Happy reading...
Sementara untuk seutas senyuman
7
Hari ini Atta benar-benar flu, meski tadi malam ia sudah langsung minum obat.
“Ta, minum obatnya jangan lupa!” perintah Ibunya. Atta tidak langsung menjawab karena sekarang selera makannya pun turun. Ia memandang sepiring sarapannya tanpa minat, dan akhirnya ia hanya meminum segelas air putih untuk meminum obat yang sudah Ibunya siapkan di atas meja makan, selapas itu ia berangkat ke sekolah.
“Ta, kenapa mata lo merah, pucet lagi wajahnya.”
“Sakit ya?” Melki memperhatikan wajah Atta dengan detail.
“Gue cuma lagi flu doang kok, santai aja.” Suaranya bahkan berubah menjadi sumbang.
“Huh, Bad Day banget tauk nggak.
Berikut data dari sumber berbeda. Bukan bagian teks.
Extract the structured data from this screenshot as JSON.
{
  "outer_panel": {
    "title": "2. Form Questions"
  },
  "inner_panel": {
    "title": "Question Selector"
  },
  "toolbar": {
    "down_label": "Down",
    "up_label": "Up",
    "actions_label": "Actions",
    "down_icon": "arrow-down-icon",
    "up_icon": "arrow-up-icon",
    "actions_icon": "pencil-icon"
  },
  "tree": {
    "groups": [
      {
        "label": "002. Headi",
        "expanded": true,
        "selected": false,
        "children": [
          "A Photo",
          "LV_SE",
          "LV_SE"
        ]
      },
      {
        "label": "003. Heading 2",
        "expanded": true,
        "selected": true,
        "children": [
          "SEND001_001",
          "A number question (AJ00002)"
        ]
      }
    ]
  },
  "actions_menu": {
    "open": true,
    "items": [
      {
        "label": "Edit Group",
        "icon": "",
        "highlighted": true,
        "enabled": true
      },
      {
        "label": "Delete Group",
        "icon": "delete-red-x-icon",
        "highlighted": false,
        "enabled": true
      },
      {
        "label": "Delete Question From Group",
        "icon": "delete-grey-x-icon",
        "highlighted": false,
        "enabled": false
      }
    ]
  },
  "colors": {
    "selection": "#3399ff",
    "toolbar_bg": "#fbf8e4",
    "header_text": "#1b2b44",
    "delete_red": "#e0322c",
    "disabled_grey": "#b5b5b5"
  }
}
Udah di Risa izin karena sakit, eh elo juga ikutan sakit.” Dengus Melki masih dengan nada gemulai.
Brak...
Tiba-tiba terdengar suara meja di gebrak keras, ternyata meja Atta yang tergebrak. Disana, Evi dan kedua gengnya sudah berdiri angkuh. “Heh, apa-apaan sih kalian!” Melki bangkit berdiri ikut ikutan menggebrak meja namun tidak terlalu keras.
“Gue nggak ada urusan ya sama lo, Minggir.” Evi mendorong sebelah bahu Melki hingga tubuhnya yang ramping mundur beberapa langkah ke belakang diikuti suara derita kursi yang ikut terdorong ke belakang.
Melki sudah tak berdaya melawan cewek cantik nan sadis itu, ia cemas dan ingin menyusul Reyga yang masih berada di kantin tetapi ia tidak tega meninggalkan Atta sendirian. Apalagi seisi kelas memilih acuh seolah tidak terjadi apapun, saking takutnya mereka pada sosok Evi.
“Enggak usah nangis kalik Mel, bedak lo luntur ntar.” Stephani tertawa meremehkan diiringi Evi yang hanya mengulum senyum dengan sebelah alis yang terangkat.
“Buruan Bitch, keburu Reyga dateng.” Ujar Lily yang sudah tak sabar dengan drama kali ini.
“Santai aja kalik.” Sahut Stephani yang langsung mendapat lirikan sinis dari Evi. Keduanya langsung tergagap dilirik seperti itu.
“Empat hari bolos, gue pikir lo nyerah dan tau diri kalau tempat lo bukan disini.”
“Lo pindah tempat duduk deh, kasian enat my husband ketularan virus lo lagi.” Evi memamerkan arloji biru mudanya, memberi kode pada Atta agar segera enyah dari hadapannya, alih-alih menurut Atta malah hanya menatap polos Evi yang berdiri di hadapannya. Pikirannya melayang pada ucapan Reyga waktu itu. Reyga pasti datang.
Tiba-tiba Atta menyunggingkan senyum manis membuat tiga orang di hadapannya memandang Atta jijik. “Ternyata selain budeg, lo juga gila ya.” Evi sudah hendak melayangkan tangannya untuk sekedar memberi peringatan pada Atta namun, sebuah tangan langsung menahannya dan menepisnya kasar. Atta semakin mengembangkan senyumnya hingga deretan gigi putihnya terlihat.
“Kamu mau ngapain?” perlahan senyum di bibir Atta memudar menyadari kesalahannya, orang yang ia nantikan tidak hadir di sini sekarang melainkan Febri, gebetan Risa.
“Oh, jadi lo udah berani sama gue? Bukannya baru kemarin ya lo ngemis-ngemis ngajak gue jalan?” nada ketus Evi membuat Atta mengernyit.
“Dan buat lo, congratulations udah selamat dari hantaman tangan gue.” Atta msih mencerna kata-kata Evi barusan.
Apa? Kemarin Febri meminta Evi pergi jalan? Bukannya Risa dan Febri sudah dekat sekali?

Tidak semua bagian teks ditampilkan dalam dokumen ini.